Rizal langsung menghampiri sahabatnya yang lebih tua dua puluh tahunan dari dirinya itu di bawah pohon trembesi di halaman aula kampus. Hilda tadi langsung berbelok ke arah kamarnya ketika melihat Rizal menyapa Said.
"Lho, Mas Said kok ada di sini?" tanyanya heran.
Mereka bersalaman. Sahabat Rizal yang bertubuh gempal itu tersenyum.
"Ada masalah khan di sini? Kebetulan Pak Andri dan aku teman baik. Beliau langsung mengajakku ke sini begitu mendengar masalah-masalah yang terjadi di sini."
Rizal senang sekali mendengarnya. Andri, dosen koordinator PU Getas bukan orang sembarangan. Dan bagaimanapun juga, pengalaman Said lebih panjang dan lebih berisi darinya. Dua hal itu tentu akan sangat berarti untuk memecahkan masalah-masalah yang terjadi di kampus Getas.
"Mas Said sudah lihat sesuatu?" tanya Rizal kemudian.
Laki-laki itu menggeleng, "Yang bisa aku rasakan, sebenarnya danyang-danyang penunggu kampus Getas bukanlah tipe yang suka mengganggu. Memang kadang-kadang mereka usil, tapi tidak sampai pada tahap yang mencelakakan orang."
"Mencelakakan?" tanya Rizal heran.
"Kamu belum dengar? Gadis yang katanya kemarin hilang dan ketemu di atas pohon, trus dirawat di puskesmas..."
"Vanya?" potong Rizal tidak sabar.
"Ya, itu. Tadi pagi dia ditemukan di lantai kamar rawat inapnya di puskemas. Dia pingsan dan patah tulang. Sekarang dibawa ke rumah sakit yang lebih besar di Ngawi."
Bayangan Vanya tergeletak di lantai rumah sakit dan makhluk berwajah mengerikan yang diterawangnya tadi bersama Hilda muncul lagi di kepala Rizal. Jadi begitu, arti dari bayangan itu; Vanya diganggu lagi sampai terluka parah.
"Ini bukan pekerjaan danyang penunggu kampus Getas, Rizal. Ini pekerjaan makhluk lain. Makhluk yang jauh lebih kuat dan jahat. Itu yang bisa aku rasakan. Yang jadi pertanyaan adalah, makhluk apa ini?"
Rizal hanya bisa menggeleng. Sudah dua hari ini dia memikirkan kasus ini dan belum menemukan jawaban. Bayangan-bayangan yang didapatnya lewat penerawangan belum bisa utuh, selalu sepotong-sepotong, meski sekarang sudah tidak sepenuhnya gelap seperti kemarin.
Sore itu Said mengajak Rizal berjalan-jalan keliling kampus untuk melihat-lihat situasi.
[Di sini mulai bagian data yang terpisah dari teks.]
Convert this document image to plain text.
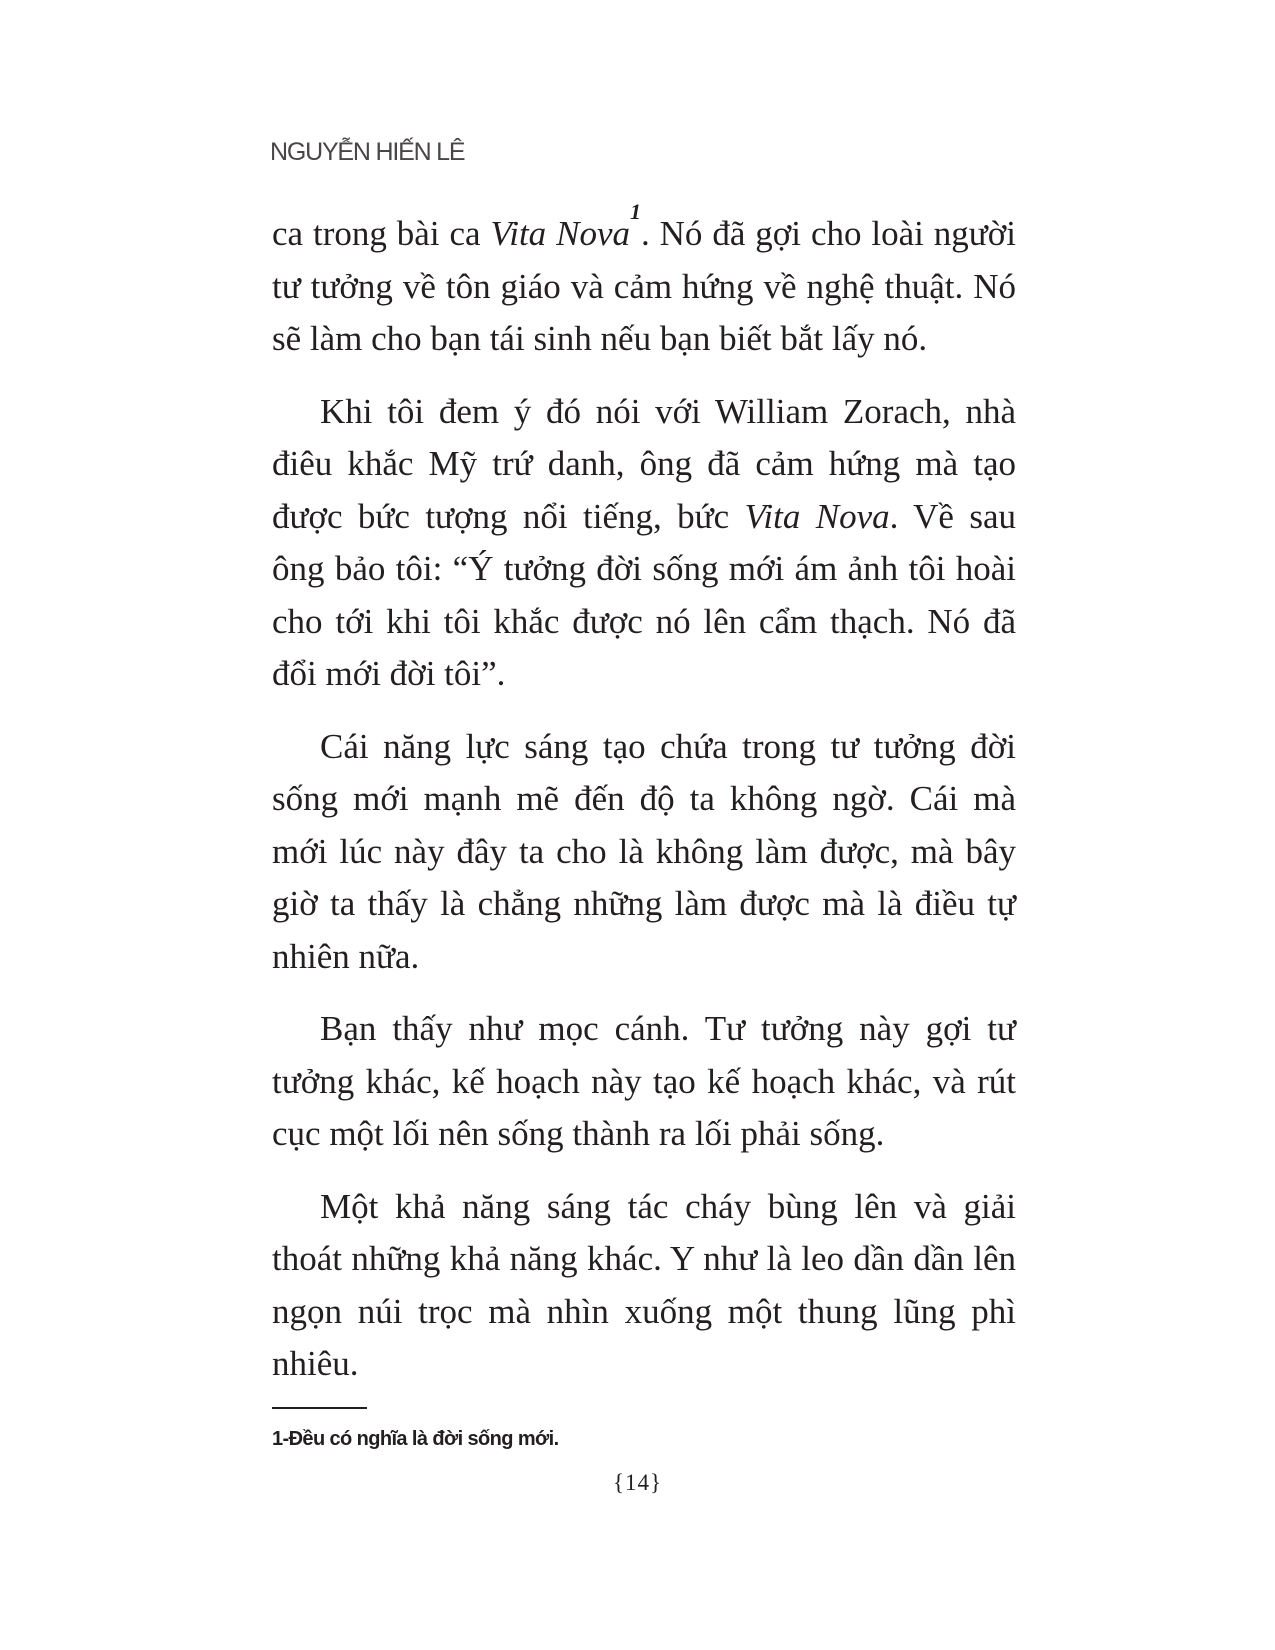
NGUYỄN HIẾN LÊ

ca trong bài ca Vita Nova$^1$. Nó đã gợi cho loài người tư tưởng về tôn giáo và cảm hứng về nghệ thuật. Nó sẽ làm cho bạn tái sinh nếu bạn biết bắt lấy nó.

Khi tôi đem ý đó nói với William Zorach, nhà điêu khắc Mỹ trứ danh, ông đã cảm hứng mà tạo được bức tượng nổi tiếng, bức Vita Nova. Về sau ông bảo tôi: “Ý tưởng đời sống mới ám ảnh tôi hoài cho tới khi tôi khắc được nó lên cẩm thạch. Nó đã đổi mới đời tôi”.

Cái năng lực sáng tạo chứa trong tư tưởng đời sống mới mạnh mẽ đến độ ta không ngờ. Cái mà mới lúc này đây ta cho là không làm được, mà bây giờ ta thấy là chẳng những làm được mà là điều tự nhiên nữa.

Bạn thấy như mọc cánh. Tư tưởng này gợi tư tưởng khác, kế hoạch này tạo kế hoạch khác, và rút cục một lối nên sống thành ra lối phải sống.

Một khả năng sáng tác cháy bùng lên và giải thoát những khả năng khác. Y như là leo dần dần lên ngọn núi trọc mà nhìn xuống một thung lũng phì nhiêu.

1-Đều có nghĩa là đời sống mới.
{14}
Tampak di setiap sudut-sudut bangunan, Said memerlukan berhenti untuk mengamati. Dia mengamati apa saja, mungkin juga menerawang.
"Apa yang sudah kamu temukan, Zal?" tanya Said.
Laki-laki itu sendiri belum menceritakan hasil penerawangannya pada Rizal.
"Sebenarnya, waktu pembekalan PU beberapa hari yang lalu, sebelum berangkat ke sini, aku sempat melihat hal yang aneh," jawab Rizal. "Aku duduk di sebelah seseorang, awalnya kukira ada dua orang gadis di sebelahku. Tapi kemudian ketika kulihat lagi, ternyata hanya ada satu orang. Aku sempat mengira yang seorang itu penampakan."
"Oya?" komentar Said.
"Terus waktu berangkat ke Getas naik bus, aku juga melihat hal yang sama, aku duduk dekat seseorang, awalnya kukira ada dua orang tapi ketika kulihat lagi, ternyata sama, hanya ada satu orang. Yang di kelas dan di bus itu, orangnya sama."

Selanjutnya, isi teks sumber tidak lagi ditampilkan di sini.